Jason Tilchen: Perfect. Thanks so much.
Operator: Your next question comes from the line of Matthew Boss from JPMorgan.
Matthew Boss: Great, thanks.
Thomas Shannon: How are you doing?
Matthew Boss: Hey good, how are you? Tom, maybe just to start off, could you speak to performance that you’re seeing from Lucky Strike maybe relative to initial expectations? And then could you just elaborate on the customer response specifically to some of the pricing and promotion changes and how you saw this impact second quarter comps?
Thomas Shannon: I’ll take the first part, and I’ll hand off to Lev on the second part. We’re very pleased with Lucky Strike, it’s outperformed our expectation. They had a very, very strong December, very strong holiday season, and we’re seeing shockingly high revenue numbers out of the Lucky Strike properties. We hired Nielsen to conduct brand survey, and they came and concluded that the strength of the Lucky Strike brand was between 50% and 100% stronger than Bowlero in terms of aided and unaided customer awareness. And so as an experiment, we opened our most recent center in Moorpark, California, which is just northwest of Los Angeles as a Lucky Strike and it has wildly outperformed expectations. So we feel very, very good about the Lucky Strike brand.
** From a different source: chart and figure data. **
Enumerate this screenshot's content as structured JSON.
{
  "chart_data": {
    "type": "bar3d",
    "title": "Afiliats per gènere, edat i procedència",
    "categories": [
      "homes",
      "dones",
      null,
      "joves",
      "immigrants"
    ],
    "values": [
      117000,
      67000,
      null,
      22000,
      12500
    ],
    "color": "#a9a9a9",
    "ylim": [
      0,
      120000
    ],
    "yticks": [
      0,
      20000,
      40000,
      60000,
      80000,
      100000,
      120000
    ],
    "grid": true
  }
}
We’re about to open our second new Lucky Strike location in Miami. That will open probably this month, if not the beginning of March. We couldn’t be happier with the Lucky Strike brand, Lucky Strike performance. We already saw a 50% increase in profitability in the last quarter versus what Lucky Strike had done a year ago under prior ownership, and we’re just getting started. And I’ll give the second part of that question to Lev.
Lev Ekster: So with regard to our promotions, like Tom mentioned earlier, we just continue to tinker and we try new things, we try new price points, we try new offerings, things that work, we expand. So Tom mentioned the pizza and picture worked really well, or sorry, Bobby mentioned that it’s performing, right? So what did we do? We expanded that to our lead program. So now we actually have a national league program that comes with a pizza and picture for every team. And that’s really resonating as one of our fastest national programs in terms of sign-ups. We’re bringing summer games back. We’re not going to bring it back exactly how we’ve done it in the past. We have some learnings. We’re going to optimize that program. But at the end of the day, none of them operate in a vacuum.
We try to get foot traffic into our centers and now we’re focused on execution once we have that customer. So we’re seeing a really nice improvement in our NPS scores, which is our guest service landscape, right? We’re investing into our people, and I think it’s really showing in those results. And now we get that foot traffic back with these promotions, and we execute, we convert that to revenue, higher F&B attachment for example.